Politicamente poco interessante, perché un mondo che non ha costruito o non si è particolarmente riconosciuto in organizzazioni datoriali (le parti sociali), quindi rimasto isolato e senza voce. Il continuo isolamento delle microaziende – e le parecchie delusioni – le hanno rese estremamente diffidenti verso i cosiddetti terzi, a cominciare dallo Stato (locale e nazionale) e dalle Istituzioni varie create a favore dello sviluppo di impresa, in particolare Pmi.
Sotto questo profilo, interessante l’indagine Ril (Rilevazione Longitudinale su Imprese e Lavoro) del 2015, datata ma assai completa, realizzata dall’Istituto Nazionale per l’Analisi delle Politiche Pubbliche (Inapp): tra le tante cose, metteva in luce come nel 2005 circa il sessantaquattro per cento delle imprese fosse affiliato a un’organizzazione datoriale, percentuale scesa al quarantaquattro per cento nel 2015.
Il più recente Rapporto Italia 2025 di Eurispes sul grado di fiducia degli italiani verso varie istituzioni pubbliche e private conferma quanto sopra: se i Vigili del Fuoco conquistano il più alto grado di fiducia con un 86,2 per cento (in crescita rispetto al 2024), le Associazioni imprenditoriali segnano un 42,5 per cento, in calo rispetto all’anno precedente. Fanalino di coda i partiti politici, con una percentuale relativa al grado di fiducia del 21,1 per cento, in grande calo rispetto alla precedente rilevazione.
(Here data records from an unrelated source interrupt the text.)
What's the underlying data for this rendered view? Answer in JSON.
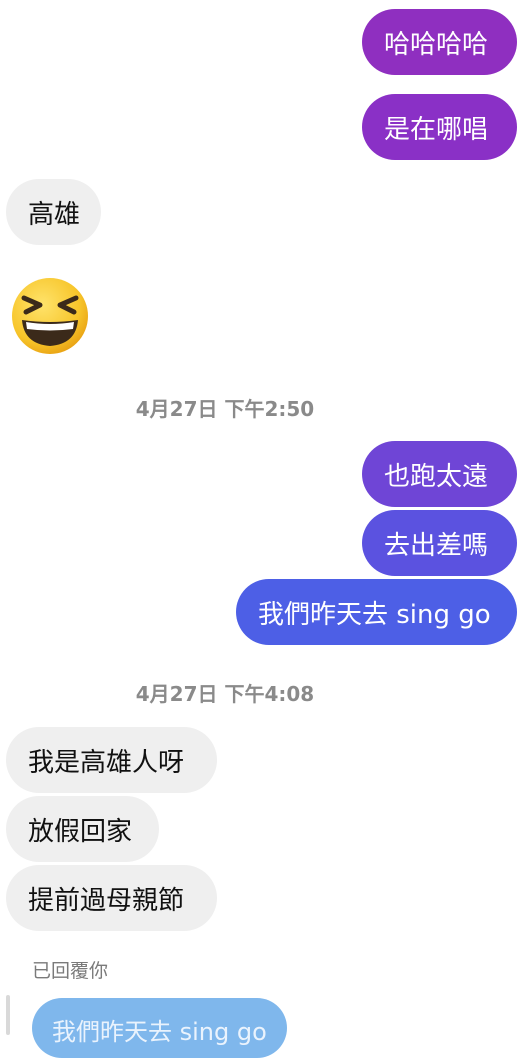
{
  "messages": {
    "m1": "哈哈哈哈",
    "m2": "是在哪唱",
    "m3": "高雄",
    "m4_emoji": "grinning-squinting-face",
    "timestamp1": "4月27日 下午2:50",
    "m5": "也跑太遠",
    "m6": "去出差嗎",
    "m7": "我們昨天去 sing go",
    "timestamp2": "4月27日 下午4:08",
    "m8": "我是高雄人呀",
    "m9": "放假回家",
    "m10": "提前過母親節"
  },
  "reply": {
    "label": "已回覆你",
    "quoted_text": "我們昨天去 sing go"
  },
  "colors": {
    "out_purple": "#8f2fc0",
    "out_violet": "#6f45d6",
    "out_indigo": "#5b52e0",
    "out_blue": "#4d5fe6",
    "in_bg": "#efefef",
    "reply_bg": "#7fb7ec"
  }
}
Questo universo di microaziende ha sviluppato una resilienza che, però, lo ha anche allontanato dal cercare innovazione e nuove linee di sviluppo, per non correre rischi economici-finanziari che avrebbe poi dovuto sopportare con poche risorse. Lo rileva, tra gli altri, per citare un caso, il recentissimo rapporto sulla “Trasformazione digitale nelle Pmi: sfide di oggi, opportunità di domani” presentato dall’Osservatorio Innovazione Digitale del Politecnico di Milano-School of Management, in cui si afferma che ben il quarantasei per cento delle Pmi ha posto una scarsa o nulla attenzione agli investimenti in tecnologie digitali e come la metà delle Pmi che, invece, ha investito nella digitalizzazione abbia sostenuto le relative spese esclusivamente con risorse proprie. Altro che investire: la parola d’ordine è stata, ed è tuttora, resistere, resistere e ancora resistere – e chi ha, in qualche modo, investito lo ha fatto con le proprie disponibilità finanziarie.
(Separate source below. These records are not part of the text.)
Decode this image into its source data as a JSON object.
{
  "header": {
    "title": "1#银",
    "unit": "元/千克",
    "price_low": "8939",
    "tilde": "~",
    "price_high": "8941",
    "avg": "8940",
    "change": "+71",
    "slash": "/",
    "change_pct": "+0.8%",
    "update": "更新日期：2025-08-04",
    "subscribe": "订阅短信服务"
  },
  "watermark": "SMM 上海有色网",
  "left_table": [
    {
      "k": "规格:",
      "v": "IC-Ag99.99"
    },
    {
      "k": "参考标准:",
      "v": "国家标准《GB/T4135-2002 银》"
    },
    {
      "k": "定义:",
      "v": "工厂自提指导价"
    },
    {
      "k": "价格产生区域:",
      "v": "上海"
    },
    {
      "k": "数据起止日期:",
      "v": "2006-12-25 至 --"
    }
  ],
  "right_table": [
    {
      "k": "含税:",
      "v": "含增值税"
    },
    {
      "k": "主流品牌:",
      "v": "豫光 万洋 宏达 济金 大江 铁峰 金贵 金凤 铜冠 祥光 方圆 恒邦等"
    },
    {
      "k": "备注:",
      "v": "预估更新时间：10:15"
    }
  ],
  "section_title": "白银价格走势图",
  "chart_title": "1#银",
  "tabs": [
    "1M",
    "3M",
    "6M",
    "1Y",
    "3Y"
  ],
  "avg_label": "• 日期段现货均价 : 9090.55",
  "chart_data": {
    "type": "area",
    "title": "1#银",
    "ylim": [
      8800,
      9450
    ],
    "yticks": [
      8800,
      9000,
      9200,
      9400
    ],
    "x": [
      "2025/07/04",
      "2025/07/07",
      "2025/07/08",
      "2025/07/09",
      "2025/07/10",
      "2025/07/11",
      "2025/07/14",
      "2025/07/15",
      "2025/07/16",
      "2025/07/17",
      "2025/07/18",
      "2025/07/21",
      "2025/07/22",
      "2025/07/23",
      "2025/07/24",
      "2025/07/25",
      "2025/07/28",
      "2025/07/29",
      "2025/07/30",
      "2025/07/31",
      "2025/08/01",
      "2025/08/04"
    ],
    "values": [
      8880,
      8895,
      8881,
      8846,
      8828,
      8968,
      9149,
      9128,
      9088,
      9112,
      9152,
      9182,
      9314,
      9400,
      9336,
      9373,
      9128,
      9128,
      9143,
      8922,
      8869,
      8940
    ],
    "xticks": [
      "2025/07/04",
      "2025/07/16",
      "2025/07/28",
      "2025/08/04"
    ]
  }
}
Per avere, quindi, un quadro più aderente al cuore di questo fenomeno, è indispensabile, a mio avviso, procedere a delle indagini anche sotto il profilo sociale e sul campo, ascoltando le tante voci polifoniche che, con la dovuta sintesi ma senza perdere il quadro di insieme, potrebbero suggerirci fattivamente le priorità sulle quali porre l’accento.
Inoltre, si stanno affacciando, e nei prossimi anni cresceranno in maniera esponenziale, le problematiche legate al passaggio generazionale: il 30,2 per cento delle aziende sino a tre addetti vi sarà coinvolto a breve termine, secondo Istat.
Le questioni che limitano lo sviluppo sono più o meno le stesse da decenni: burocrazia, accesso al credito, scarsità infrastrutturali. Lo stesso rapporto del Politecnico evidenzia come «il quarantasette per cento delle Pmi italiane abbia difficoltà all’accesso a una connettività digitale adeguata o per totale assenza di infrastrutture o per velocità di connessione non sufficiente a supportare le esigenze operative dell’impresa».
Al netto dei tanti studi e tanti convegni, questo universo non sembra, al momento, essere una priorità della politica legata allo sviluppo economico generale del nostro Paese (come peraltro successo negli anni precedenti, considerato che le problematiche sono da tanto tempo rimaste le stesse).
Ma sono il tessuto connettivo, anche sociale, non solo economico, del nostro Paese: chi saprà dare dignità e identità collettiva a questi signor Nessuno, e sarà capace di individuare alcune risposte per sostenerne lo sviluppo economico – poche per priorità ma concrete – avrà vinto sotto diversi punti di vista, a beneficio di tutta l’Italia.